Based on literature data, the average risk of recurrent strokes in children is 20%, while in children with a single revealed risk this parameter is within 8%, and in children with a combination of two or more risks it grows at an exponential rate and reaches 42% [145; 148].
According to data of the FSBEI of Higher Professional Education «Urals State Medical University», the recurrence is also recorded on the levels of 14.2% (n=23) and 70.4% (n=50) for IS and TIA respectively. The average incidence rate of recurrent ISs was 1.6±1.1 (1—2 episodes of IS compared to 2—19 incidents of TIA), the average incidence rate of TIA was 3.4±0.5 incidents (from 2 to 20 episodes). It is the low level of ACVD detectability in childhood, which is supposed to cause the lack of timely and comprehensive examination, correct diagnosing and timely application of secondary prevention measures.
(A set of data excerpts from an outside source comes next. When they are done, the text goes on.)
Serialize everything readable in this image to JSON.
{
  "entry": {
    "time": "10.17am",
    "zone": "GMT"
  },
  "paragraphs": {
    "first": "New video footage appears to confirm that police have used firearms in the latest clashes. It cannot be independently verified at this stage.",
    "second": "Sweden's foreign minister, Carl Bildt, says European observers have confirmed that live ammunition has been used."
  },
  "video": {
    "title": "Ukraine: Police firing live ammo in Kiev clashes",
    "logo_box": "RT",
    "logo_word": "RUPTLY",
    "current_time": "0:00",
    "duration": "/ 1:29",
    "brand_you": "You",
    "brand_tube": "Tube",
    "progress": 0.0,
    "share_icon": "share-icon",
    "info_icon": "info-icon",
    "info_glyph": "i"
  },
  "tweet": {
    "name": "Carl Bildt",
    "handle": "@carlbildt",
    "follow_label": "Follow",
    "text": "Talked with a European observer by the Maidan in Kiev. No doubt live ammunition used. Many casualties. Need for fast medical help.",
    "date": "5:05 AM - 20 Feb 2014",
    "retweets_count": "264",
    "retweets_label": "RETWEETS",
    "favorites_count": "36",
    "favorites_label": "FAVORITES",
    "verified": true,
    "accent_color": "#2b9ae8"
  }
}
For example, there was a patient registered, who had suffered 6 TIAs and 2 ISs, before he was subjected to a comprehensive examination, which diagnosed the moya-moya disease.
The disability status was given to 61.2% (n=90) and 9.1% (n=4) of patients from 125 and 62 children with IS and TIAs respectively, whose catamnesis was known. It should be noted that the disability in the group of children with TIAs was caused by a non-neurologic deficiency: two children had an acknowledged moya-moya disease, one had a chronic renal insufficiency, and one – a congenital heart defect.
The mortality in a group of children with IS was 3.3% (n=4, 2 boys and 2 girls); all the patients, who had suffered TIAs, were alive by the moment of the last follow-up visit (minimum 2 years of follow-up).
Thus, the literature data and the results of limited epidemiological surveys in Russia permit to conclude that ischemic strokes are a relatively rare disease in pediatric practice, although they are characterized by a high rate of recurrence, disability and mortality.